Peki ama gerçekte, rekabetçi bir pazardaki bir aktör, eğer hiç cevap vermek zorunda değilse neden bu soruyu cevaplasın ki? Kaliteye (mutluluk puanları, müşteri memnuniyeti, öğrenme ölçütleri, arkadaşlıktan geri dönüş, profesyonel ağların gücü) ilişkin kamuya açık, sektör çapındaki niceliksel veriler olmadan, liste fiyatı tek başına, en azından alışveriş yapanların bir kısmı için bir mükemmellik sinyali olarak hizmet eder.
Okul, başvuranların büyük çoğunluğunu reddetse bile, her yıl binlerce başvuru sahibi liste fiyatını ödemeye gönüllü olarak bu sinyale yanıt veriyor. Veya belki de Vanderbilt ve onun gibi okullar başvuranların büyük çoğunluğunu reddettiği için özellikle gönüllü oluyorlar.
Yani 100.000 dolarlık bir liste fiyatı bizim öncelikli öfkemiz değil. Zengin insanların lüks hizmetleri özgürce satın almaları gösterisi, tamamen incelemeye değer bir konu olsa da (ve akademisyenler tarafından henüz incelenmemiş bir olgu olsa da) yeni bir şey değil.
Ne O Peki sorun mu var? Vanderbilt Eğitim ve İnsani Gelişme Koleji'nde kamu politikası ve yüksek öğrenim alanında doçent olan Brent Joseph Evans, kariyerine Virginia Üniversitesi'nde kabul memuru olarak başladı. Orada organizasyonu New England'daki yatılı okul öğrencilerine ve Appalachian eteklerindeki gençlere sattı.

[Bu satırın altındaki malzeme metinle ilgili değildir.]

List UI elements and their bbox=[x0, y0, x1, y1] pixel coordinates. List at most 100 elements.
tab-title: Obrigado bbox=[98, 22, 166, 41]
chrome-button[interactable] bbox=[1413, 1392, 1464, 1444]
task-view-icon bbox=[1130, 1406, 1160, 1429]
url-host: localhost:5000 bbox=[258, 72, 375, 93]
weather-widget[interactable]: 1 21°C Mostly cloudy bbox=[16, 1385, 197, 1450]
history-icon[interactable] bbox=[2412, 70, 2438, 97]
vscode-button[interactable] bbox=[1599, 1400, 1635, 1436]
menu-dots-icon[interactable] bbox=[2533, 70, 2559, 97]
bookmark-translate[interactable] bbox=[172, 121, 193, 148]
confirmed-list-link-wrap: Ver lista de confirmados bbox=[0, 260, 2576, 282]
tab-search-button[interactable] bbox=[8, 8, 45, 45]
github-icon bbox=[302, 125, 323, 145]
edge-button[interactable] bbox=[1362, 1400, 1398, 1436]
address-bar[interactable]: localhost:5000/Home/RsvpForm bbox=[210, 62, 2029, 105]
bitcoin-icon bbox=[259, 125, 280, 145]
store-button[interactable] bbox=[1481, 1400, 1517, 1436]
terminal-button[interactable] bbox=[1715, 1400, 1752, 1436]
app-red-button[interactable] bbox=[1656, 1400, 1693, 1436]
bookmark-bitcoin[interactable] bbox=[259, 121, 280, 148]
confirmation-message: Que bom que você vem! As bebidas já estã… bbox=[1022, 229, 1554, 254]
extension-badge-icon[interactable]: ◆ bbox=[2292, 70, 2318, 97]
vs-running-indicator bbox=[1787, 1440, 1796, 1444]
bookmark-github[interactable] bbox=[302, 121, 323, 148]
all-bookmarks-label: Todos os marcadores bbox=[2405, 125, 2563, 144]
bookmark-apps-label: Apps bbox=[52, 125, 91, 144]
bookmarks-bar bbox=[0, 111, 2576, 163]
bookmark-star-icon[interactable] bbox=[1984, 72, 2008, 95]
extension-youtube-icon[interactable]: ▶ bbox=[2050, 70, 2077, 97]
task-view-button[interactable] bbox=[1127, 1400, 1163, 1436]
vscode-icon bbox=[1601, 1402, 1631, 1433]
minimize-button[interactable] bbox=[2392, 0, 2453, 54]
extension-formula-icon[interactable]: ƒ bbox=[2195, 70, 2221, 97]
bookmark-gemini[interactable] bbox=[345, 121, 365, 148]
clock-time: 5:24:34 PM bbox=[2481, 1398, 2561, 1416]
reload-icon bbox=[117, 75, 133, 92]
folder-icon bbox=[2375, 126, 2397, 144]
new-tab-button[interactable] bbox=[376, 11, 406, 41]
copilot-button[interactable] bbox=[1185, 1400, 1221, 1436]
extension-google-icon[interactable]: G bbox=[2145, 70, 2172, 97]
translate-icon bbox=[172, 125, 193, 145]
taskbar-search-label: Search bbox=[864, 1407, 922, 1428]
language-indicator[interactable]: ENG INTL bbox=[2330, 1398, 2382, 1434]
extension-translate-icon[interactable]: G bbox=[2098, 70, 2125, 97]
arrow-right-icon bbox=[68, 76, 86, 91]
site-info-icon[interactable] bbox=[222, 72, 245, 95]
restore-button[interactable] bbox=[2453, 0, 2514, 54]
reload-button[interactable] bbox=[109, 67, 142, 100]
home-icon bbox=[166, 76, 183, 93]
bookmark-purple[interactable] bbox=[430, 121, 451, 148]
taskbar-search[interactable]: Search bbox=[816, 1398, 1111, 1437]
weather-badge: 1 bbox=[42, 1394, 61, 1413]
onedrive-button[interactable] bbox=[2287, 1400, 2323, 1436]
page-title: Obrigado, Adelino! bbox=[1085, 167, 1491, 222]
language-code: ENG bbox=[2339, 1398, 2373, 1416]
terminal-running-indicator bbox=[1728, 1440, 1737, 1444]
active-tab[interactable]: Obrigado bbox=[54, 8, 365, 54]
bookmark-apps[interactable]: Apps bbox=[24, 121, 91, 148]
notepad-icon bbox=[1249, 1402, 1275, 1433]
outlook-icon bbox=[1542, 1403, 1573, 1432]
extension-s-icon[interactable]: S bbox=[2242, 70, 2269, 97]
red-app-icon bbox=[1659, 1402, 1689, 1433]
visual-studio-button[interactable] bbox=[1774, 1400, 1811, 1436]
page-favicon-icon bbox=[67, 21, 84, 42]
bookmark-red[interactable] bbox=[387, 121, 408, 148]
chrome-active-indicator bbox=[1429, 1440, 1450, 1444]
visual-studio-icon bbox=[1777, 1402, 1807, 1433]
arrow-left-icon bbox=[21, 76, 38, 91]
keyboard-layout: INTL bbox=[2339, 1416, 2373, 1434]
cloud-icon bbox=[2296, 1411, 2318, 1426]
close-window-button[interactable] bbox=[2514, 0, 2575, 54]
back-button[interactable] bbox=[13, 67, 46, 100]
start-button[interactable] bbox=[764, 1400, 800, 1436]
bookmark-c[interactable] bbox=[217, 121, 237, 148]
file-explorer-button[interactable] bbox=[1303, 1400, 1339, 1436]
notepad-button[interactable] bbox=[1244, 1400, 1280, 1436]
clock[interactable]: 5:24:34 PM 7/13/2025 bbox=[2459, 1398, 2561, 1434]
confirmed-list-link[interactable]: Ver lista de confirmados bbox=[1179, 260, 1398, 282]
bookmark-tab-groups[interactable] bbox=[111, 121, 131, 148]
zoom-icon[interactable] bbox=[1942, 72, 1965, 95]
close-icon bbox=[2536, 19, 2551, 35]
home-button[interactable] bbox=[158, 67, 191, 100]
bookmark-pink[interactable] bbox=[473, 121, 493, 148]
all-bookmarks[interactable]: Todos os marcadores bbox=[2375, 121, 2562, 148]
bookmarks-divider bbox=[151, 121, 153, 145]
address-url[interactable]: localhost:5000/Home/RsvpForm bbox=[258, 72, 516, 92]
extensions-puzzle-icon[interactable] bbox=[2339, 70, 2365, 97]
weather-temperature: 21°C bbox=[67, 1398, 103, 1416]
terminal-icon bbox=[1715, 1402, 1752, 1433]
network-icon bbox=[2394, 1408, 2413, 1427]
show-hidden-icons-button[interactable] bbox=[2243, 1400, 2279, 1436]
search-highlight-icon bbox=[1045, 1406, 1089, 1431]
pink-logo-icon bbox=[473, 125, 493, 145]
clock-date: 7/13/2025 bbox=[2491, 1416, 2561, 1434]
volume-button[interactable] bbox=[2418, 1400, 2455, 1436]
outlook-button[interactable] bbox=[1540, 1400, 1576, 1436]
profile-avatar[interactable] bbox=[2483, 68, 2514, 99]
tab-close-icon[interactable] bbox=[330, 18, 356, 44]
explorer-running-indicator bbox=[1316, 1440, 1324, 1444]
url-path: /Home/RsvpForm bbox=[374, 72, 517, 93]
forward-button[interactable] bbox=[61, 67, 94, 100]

İlk grup yılda 100.000 dolar ödeyebilir, ancak birçoğu ilk etapta Vanderbilt dünyasına asla ulaşamayacaktır. Mutlaka bir yerlerde yollarını bulacaklardır.
Ama bu son grup? Profesör Evans herhangi bir okula girip giremeyecekleri konusunda endişeli.
“Devlet üniversitesi sistemine düşük maliyetle girip girmeyeceklerini ve onları orta sınıfta tutabilecek iyi maaşlı bir kariyer bulup bulmayacaklarını önemsemeliyiz” dedi. “Bazen elit üniversitelerin yaptıklarıyla ilgili herhangi bir gerilimin toplum olarak önem vermemiz gereken şeylerden uzaklaştığını düşünüyorum.”